‘Als ik straks maar niet wéér sta te schreeuwen tegenover een man die mijn vader moet voorstellen…’ Ik hoor het me nog zeggen, op een van de opstellingsweekeinden.
Ik doe dus aan opstellingenwerk, een vorm van improvisatietheater waarbij je met een groep welwillende mensen elkaars privéproblemen naspeelt. Het begint nu echt voet aan de grond te krijgen in Wageningen.
Het werkt zo: je ontmoet elkaar in een sfeervol zaaltje. Iets met thermoskannen. Wierook misschien. Je maakt op een warme manier kennis en gaat aan de slag.
Dat houdt in: eerst kies je de hoofdpersoon, jezelf.
Die persoon gaat een uur lang in het klein meemaken wat jij op regelmatige basis te verduren krijgt. En jij mag kijken, op een stoel aan de rand van waar het gebeurt. Daarna kies je de figuranten, vaak mensen die uiterlijke of innerlijke kenmerken hebben van zijn of haar rol. Die ene irritante collega, je dominante vader, je afgesloten partner.
Het bijzondere is: door de combinatie van gekozen karakters en de positie die ze krijgen in de ruimte, hoeven ze geen verdere instructie. In hun improvisatiespel zeggen deze volstrekte vreemden precies die dingen tegen elkaar en tegen jouw ‘representant’, als die je gezinsleden, collega, of geliefde ook zouden zeggen.

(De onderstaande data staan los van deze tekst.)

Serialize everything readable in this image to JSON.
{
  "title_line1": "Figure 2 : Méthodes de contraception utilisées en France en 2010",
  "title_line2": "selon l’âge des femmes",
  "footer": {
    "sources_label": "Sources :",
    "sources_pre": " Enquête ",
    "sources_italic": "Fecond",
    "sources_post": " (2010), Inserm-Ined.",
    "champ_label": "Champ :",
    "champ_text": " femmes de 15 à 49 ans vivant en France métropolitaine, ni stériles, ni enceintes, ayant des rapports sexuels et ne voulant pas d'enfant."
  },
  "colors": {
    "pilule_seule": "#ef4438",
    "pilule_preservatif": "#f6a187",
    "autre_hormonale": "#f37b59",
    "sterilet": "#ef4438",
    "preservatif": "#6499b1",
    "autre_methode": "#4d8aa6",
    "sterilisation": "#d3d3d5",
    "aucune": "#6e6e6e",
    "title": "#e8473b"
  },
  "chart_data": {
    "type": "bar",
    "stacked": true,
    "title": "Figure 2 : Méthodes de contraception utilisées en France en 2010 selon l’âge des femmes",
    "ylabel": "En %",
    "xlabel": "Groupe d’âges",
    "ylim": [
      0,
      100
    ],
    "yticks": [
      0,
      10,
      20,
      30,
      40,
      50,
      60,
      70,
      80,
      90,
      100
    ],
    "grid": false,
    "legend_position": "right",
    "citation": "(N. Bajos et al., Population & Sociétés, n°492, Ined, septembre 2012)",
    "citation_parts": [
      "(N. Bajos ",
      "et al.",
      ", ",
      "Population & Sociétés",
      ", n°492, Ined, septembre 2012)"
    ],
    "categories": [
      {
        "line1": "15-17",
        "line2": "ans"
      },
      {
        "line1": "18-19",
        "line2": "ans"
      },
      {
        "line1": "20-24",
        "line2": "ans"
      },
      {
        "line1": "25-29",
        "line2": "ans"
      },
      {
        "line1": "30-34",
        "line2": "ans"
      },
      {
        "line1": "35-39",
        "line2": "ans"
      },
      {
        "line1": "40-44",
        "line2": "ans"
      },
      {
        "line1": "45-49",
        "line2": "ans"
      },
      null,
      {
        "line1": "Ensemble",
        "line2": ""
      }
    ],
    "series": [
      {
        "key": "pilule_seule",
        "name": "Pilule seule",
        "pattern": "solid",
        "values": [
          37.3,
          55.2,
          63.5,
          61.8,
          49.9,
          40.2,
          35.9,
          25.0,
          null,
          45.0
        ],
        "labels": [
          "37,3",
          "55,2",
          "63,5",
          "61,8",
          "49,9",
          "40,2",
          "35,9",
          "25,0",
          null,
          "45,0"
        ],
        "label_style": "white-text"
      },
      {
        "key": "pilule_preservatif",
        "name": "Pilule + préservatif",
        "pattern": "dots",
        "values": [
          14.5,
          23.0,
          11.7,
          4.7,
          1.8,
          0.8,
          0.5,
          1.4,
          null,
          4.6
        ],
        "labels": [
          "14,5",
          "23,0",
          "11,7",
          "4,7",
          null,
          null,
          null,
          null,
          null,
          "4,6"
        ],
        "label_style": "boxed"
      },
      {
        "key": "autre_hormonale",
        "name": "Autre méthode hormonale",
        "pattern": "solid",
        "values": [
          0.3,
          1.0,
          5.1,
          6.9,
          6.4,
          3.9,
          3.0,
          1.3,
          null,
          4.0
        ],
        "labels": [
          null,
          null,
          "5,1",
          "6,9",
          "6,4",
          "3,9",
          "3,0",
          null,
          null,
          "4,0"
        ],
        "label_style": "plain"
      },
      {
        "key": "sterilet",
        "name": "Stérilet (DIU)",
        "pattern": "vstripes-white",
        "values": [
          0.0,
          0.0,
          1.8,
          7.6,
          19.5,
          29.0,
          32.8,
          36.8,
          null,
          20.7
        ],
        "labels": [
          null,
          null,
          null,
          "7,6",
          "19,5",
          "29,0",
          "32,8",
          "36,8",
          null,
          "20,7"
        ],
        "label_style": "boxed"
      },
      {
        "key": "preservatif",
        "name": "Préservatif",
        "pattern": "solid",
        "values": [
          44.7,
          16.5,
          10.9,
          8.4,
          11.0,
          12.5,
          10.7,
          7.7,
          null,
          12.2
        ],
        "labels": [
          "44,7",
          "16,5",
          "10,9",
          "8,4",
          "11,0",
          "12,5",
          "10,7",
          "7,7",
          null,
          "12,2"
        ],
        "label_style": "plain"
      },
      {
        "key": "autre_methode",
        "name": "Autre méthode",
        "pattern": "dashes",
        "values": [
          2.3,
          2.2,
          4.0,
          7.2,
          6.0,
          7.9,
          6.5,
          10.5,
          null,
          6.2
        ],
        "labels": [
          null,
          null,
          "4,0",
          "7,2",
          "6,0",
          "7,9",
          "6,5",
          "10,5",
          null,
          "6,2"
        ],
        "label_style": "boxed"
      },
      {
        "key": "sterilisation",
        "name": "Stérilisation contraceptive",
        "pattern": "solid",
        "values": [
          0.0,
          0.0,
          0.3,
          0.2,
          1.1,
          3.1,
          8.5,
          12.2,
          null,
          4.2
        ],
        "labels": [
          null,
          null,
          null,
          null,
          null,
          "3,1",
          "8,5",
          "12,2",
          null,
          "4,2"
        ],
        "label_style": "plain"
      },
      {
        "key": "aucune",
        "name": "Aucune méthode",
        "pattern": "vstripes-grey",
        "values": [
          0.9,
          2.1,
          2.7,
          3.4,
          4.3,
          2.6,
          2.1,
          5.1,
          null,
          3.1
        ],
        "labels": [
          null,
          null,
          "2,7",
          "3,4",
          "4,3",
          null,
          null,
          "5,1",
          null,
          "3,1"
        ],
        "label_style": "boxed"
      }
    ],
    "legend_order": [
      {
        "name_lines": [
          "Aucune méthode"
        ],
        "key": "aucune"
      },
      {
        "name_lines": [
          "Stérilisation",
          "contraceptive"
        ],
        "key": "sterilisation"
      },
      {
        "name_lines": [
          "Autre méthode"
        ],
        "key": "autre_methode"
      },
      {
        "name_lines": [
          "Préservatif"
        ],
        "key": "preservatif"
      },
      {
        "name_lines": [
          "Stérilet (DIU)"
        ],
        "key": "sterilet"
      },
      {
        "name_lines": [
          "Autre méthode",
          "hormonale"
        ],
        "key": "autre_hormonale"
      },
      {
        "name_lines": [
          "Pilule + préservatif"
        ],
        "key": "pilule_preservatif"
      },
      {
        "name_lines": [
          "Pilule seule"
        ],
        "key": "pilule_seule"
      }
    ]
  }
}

Heel irritant, boosmakend zelfs. En dan wil je schreeuwen. Soms. Of vergeven, want dat kan ook. Het gevoel dat zich opdringt is het volgende: mensen hebben maar een beperkte vrijheid om te handelen. Het is de positie, of de situatie die hun gedrag bepaalt. Ze konden niet anders. Dus ook je vader niet. Of je ex.
Dus ja, ik stond daar weer. En die man die mijn vader was ook. We blijven elkaar steeds tegenkomen in dit soort sessies, bij de theekannen en de wierook. Binnenkort komt hij vast weer eens in het écht bij me eten – de onvervalste man van vlees en bloed, mijn vader. Hij vindt het allemaal maar onzin, heeft hij me laatst toevertrouwd. De schat.